What to expect on Sunday
Sunday morning all teams should be putting the finishing touches on
their software. You may use the test file desribed above to make sure
you are processing inputs correctly. The expected output of your
program will be a copy of the test file above, but with a 0 (block) or
1 (allow) in the allow/block colum on the output CSV file.
Additionally, during the processing of the file you should generate a
list of devices that have been identified on the network, and for each
you should associate as much information (IP address, optional mac
address, device class, optional device identification and software
identification, and addresses with which the device may communicate).
Please generate a table with the list of devices, which you can then
include in the slides for your presentation.
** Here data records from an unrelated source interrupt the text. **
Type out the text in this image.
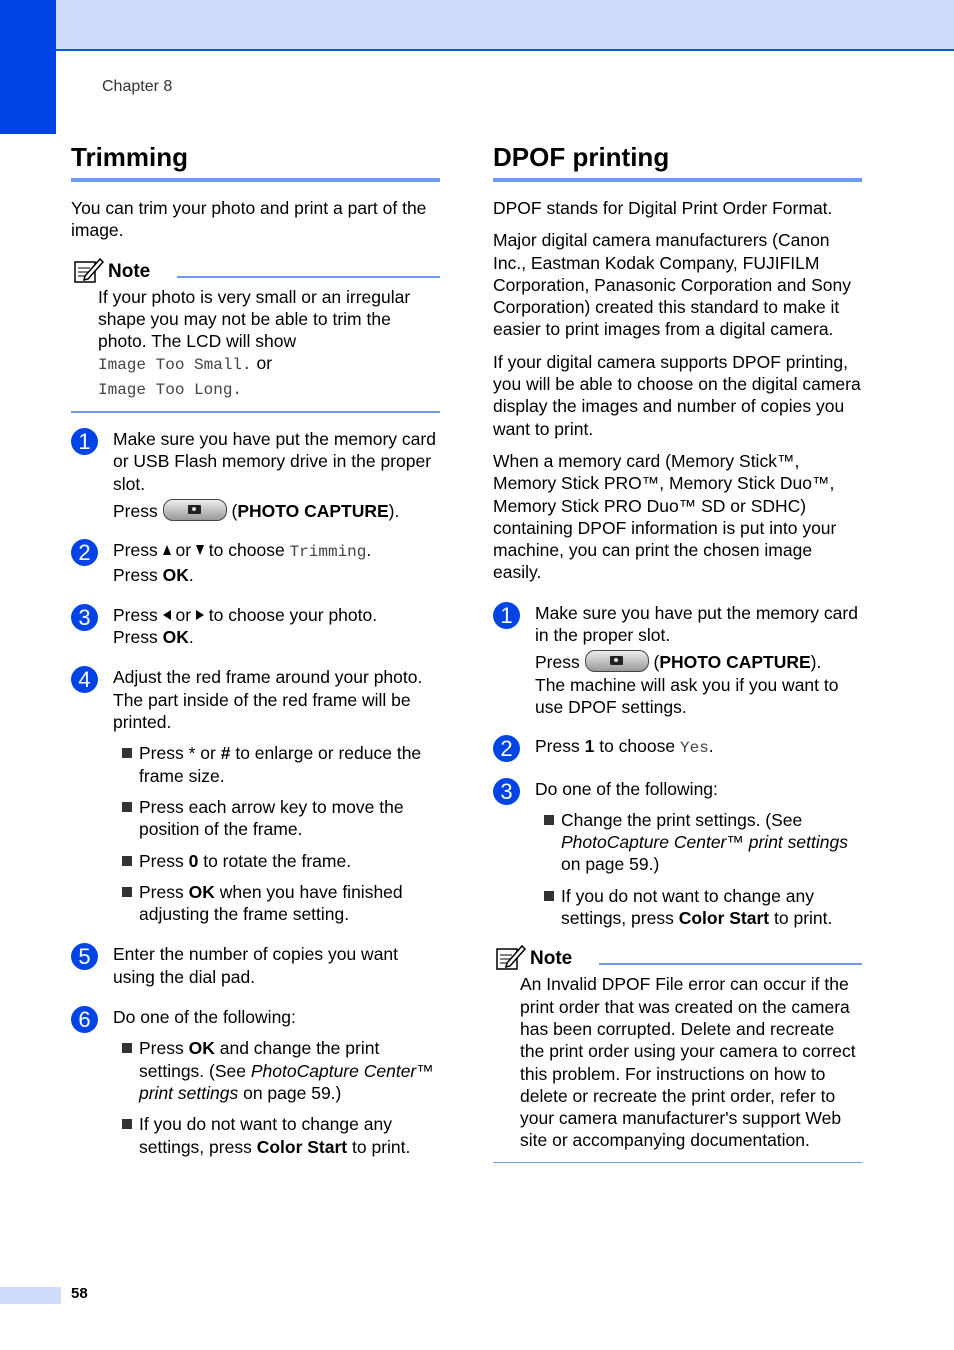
Chapter 8
Trimming

You can trim your photo and print a part of the image.

Note

If your photo is very small or an irregular shape you may not be able to trim the photo. The LCD will show
Image Too Small. or
Image Too Long.

1	Make sure you have put the memory card or USB Flash memory drive in the proper slot.

Press	(PHOTO CAPTURE).

2	Press or to choose Trimming.
Press OK.

3	Press or to choose your photo.
Press OK.

4	Adjust the red frame around your photo. The part inside of the red frame will be printed.

Press * or # to enlarge or reduce the frame size.

Press each arrow key to move the position of the frame.

Press 0 to rotate the frame.

Press OK when you have finished adjusting the frame setting.

5	Enter the number of copies you want using the dial pad.

6	Do one of the following:

Press OK and change the print settings. (See PhotoCapture Center™ print settings on page 59.)

If you do not want to change any settings, press Color Start to print.

DPOF printing

DPOF stands for Digital Print Order Format.

Major digital camera manufacturers (Canon Inc., Eastman Kodak Company, FUJIFILM Corporation, Panasonic Corporation and Sony Corporation) created this standard to make it easier to print images from a digital camera.

If your digital camera supports DPOF printing, you will be able to choose on the digital camera display the images and number of copies you want to print.

When a memory card (Memory Stick™, Memory Stick PRO™, Memory Stick Duo™, Memory Stick PRO Duo™ SD or SDHC) containing DPOF information is put into your machine, you can print the chosen image easily.

1	Make sure you have put the memory card in the proper slot.

Press	(PHOTO CAPTURE).
The machine will ask you if you want to use DPOF settings.

2	Press 1 to choose Yes.

3	Do one of the following:

Change the print settings. (See PhotoCapture Center™ print settings on page 59.)

If you do not want to change any settings, press Color Start to print.

Note

An Invalid DPOF File error can occur if the print order that was created on the camera has been corrupted. Delete and recreate the print order using your camera to correct this problem. For instructions on how to delete or recreate the print order, refer to your camera manufacturer's support Web site or accompanying documentation.

58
Here is early access to the actual test dataset you will run your
system against. There have been 4 manually inserted attack packets in
this dataset (there might be other attack traffic previously
unidentified in the original baseline data, but that is not the
primary focus of this exercise). You can use this data set to debug,
but when your system detects anomoulous packets in the final run, I
will ask how it identified them, so that I know it is the system that
detected the traffic and not other tests which were used to give your
program the correct results.
Around 11:30 AM We will have you run your prototype system on a
testfile to be provided.
At noon we will have lunch and an introduction of the alumni judges.
At 1PM or slightly earlier, each team will be given 10 mintes to make
a powerpoint presentation describing 1) your understanding of the
problem you were given to solved, 2) a description of you approach to
solving the problem, 3) a description of the datasets you generated or
used in developig your solution, 4) why you believe your solution is
effective, and 5) what you think would be needed in terms of technical
changes/development to turn your prototype into a useful product. You
should prepare this presentation beginning Sunday morning.